Демонстративно хлопнув дверью, директор верфи зашагал по коридору обратно в свой кабинет. На душе у прожженного дельца стало так тепло и радостно, что ему пришлось скрывать довольную улыбку, натянув на морду маску брезгливого безразличия. Все складывалось как нельзя лучше; двигатели, приобретенные у контрабандистов Асаха, успели установить на флайеры, которые полностью раскупили на недавнем аукционе. Ни на одном документе не стоит его личная подпись, зато на всех бумагах присутствуют подписи финдиректора верфи. Подписи Корсу так же стоят и на транспортных накладных, и на актах приема-передачи. Господин Салье, почтенный владелец верфи флайеров никоим образом не причастен к незаконным сделкам с контрабандистами и уклонению от налогов. Дурачок песец сейчас с перепугу перепишет все документы, и он легко обвинит его на суде в подлоге и действиях без его ведома. Идеальная подстава!

Корсу обессиленно упал в свое кресло. За время своей работы на верфи он впервые видел босса в таком состоянии. От неожиданной выволочки и свалившихся на него проблем голова пошла кругом.

По окончании колледжа он устроился на верфь простым конторским клерком. Упорного и прилежного сотрудника быстро заметили, и в клерках он надолго не задержался – его повысили до менеджера. Должность менеджера была потолком в развитии офисного планктона. Ни на что особо не надеясь, молодой песец, тем не менее, продолжил ответственно относится к своей должности и частенько засиживался до глубокой ночи на рабочем месте, приводя в порядок финансовую документацию верфи. В одну из таких ночей его и приметил директор Салье.

Дело оказалось в том, что бывший финдиректор верфи оказался нечист на лапу. Взяв наперед оплату за заказ, он попросту присвоил деньги себе, а заказ так и не дошел до производства. Как раз в ту ночь Салье и члены правления разбирали дела нерадивого управляющего финансами, наводя порядок в документах. Привлекли и задержавшегося на работе Корсу. Владелец верфи высоко отметил профессионализм молодого менеджера и вскоре сделал ему просто фантастическое предложение – должность нового финдиректора.

И вот спустя всего полгода на новой должности такие колоссальные проблемы с Казначейством. Уму не постижимо, ведь он был уверен, что все сделал правильно! С поставщиками партии силовых установок Салье договаривался самостоятельно, с глазу на глаз. На вопрос Корсу о финансовой документации директор просто отмахнулся, заявив, что поставщики сами предоставят все необходимые сведения налоговому инспектору. И теперь вот такое…
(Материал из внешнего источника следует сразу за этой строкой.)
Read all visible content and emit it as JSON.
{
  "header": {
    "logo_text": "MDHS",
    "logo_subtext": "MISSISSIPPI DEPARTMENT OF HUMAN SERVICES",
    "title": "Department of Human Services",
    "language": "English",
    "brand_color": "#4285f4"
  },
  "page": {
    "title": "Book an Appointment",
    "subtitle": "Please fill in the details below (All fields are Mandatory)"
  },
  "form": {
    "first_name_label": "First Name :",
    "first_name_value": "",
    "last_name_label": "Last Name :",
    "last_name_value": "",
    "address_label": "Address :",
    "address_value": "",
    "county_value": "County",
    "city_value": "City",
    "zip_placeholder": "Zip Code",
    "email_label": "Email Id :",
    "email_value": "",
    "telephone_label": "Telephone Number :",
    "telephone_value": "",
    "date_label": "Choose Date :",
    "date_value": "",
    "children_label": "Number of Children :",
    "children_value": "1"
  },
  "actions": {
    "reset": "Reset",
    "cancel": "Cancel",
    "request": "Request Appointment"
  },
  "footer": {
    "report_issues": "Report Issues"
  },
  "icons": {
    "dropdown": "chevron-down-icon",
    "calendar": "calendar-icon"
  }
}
Щелкая когтями по клавишам, песец со скоростью автомата набирал тексты и заполнял бланки новых документов. За окном уже была глубокая ночь – он снова остался один в офисе верфи. Когда один из наиболее больших и сложных отчетов был уже практически закончен, информационный кристалл внезапно моргнул и погас, а кабинет погрузился в темноту. Корсу грязно выругался, поняв, что не успел сохранить текст на носитель, вскочил со своего места и что было силы ударил по ненавистному устройству лапой.

У кабинета финдиректора была одна приятная особенность – в нем имелся балкон. Выйдя на него, Корсу с удивлением увидел, что энергию вырубило во всей столице. Только окна здания Университета, прекрасно видимого с балкона, светились необычайно яркой иллюминацией. Корсу не особо грешил употреблением курительных травок; курил он очень редко, только чтобы успокоить нервы и снять напряжение. И сейчас был именно такой случай. Плотно прикрыв за собой дверь в кабинет, песец принялся набивать трубку сушеной смесью.

Выпуская струи плотного сизоватого дыма, Корсу не сразу заметил, что дым движется не совсем обычно. Он словно огибал что-то круглое и плотное, зависшее в считанных сантиметрах над перилами балкона. Внезапно это "что-то" сформировалось в мутную сферу спрессованного воздуха, сильно запахло озоном и сфера слегка загудела. Поверхность неизвестного объекта переливалась радужными разводами, словно мыльный пузырь. От удивления оборотень не совсем понимал, что он делает – песец поднял лапу и ткнул в сферу кончиком трубки. Пузырь с оглушительным хлопком исчез. Вместе с ним исчез и сам Корсу, а на дорожку под балконом упала маленькая персиковая косточка.

***

Неизвестный мир


– Михрай! Михрай, эй! Иди сюда, глянь-ка!

Бородатый мужик в черной кожаной куртке прекратил попытки запихнуть труп в переполненную телегу, быстро вытащил из ножен меч и побежал в сторону, откуда донесся голос напарника. Тот стоял за невысоким бугорком, вскинув копье и внимательно смотрел на что-то лежащее перед ним впереди. Что именно встревожило напарника, Михрай понять не мог – его обзору мешал бугор.

– Ну что там? Еще один недобиток? Проткни его, и вся недолга!

– Не пойму я… – голос Южина был вовсе не испуганным, а каким-то удивленным, – Да ты сам погляди.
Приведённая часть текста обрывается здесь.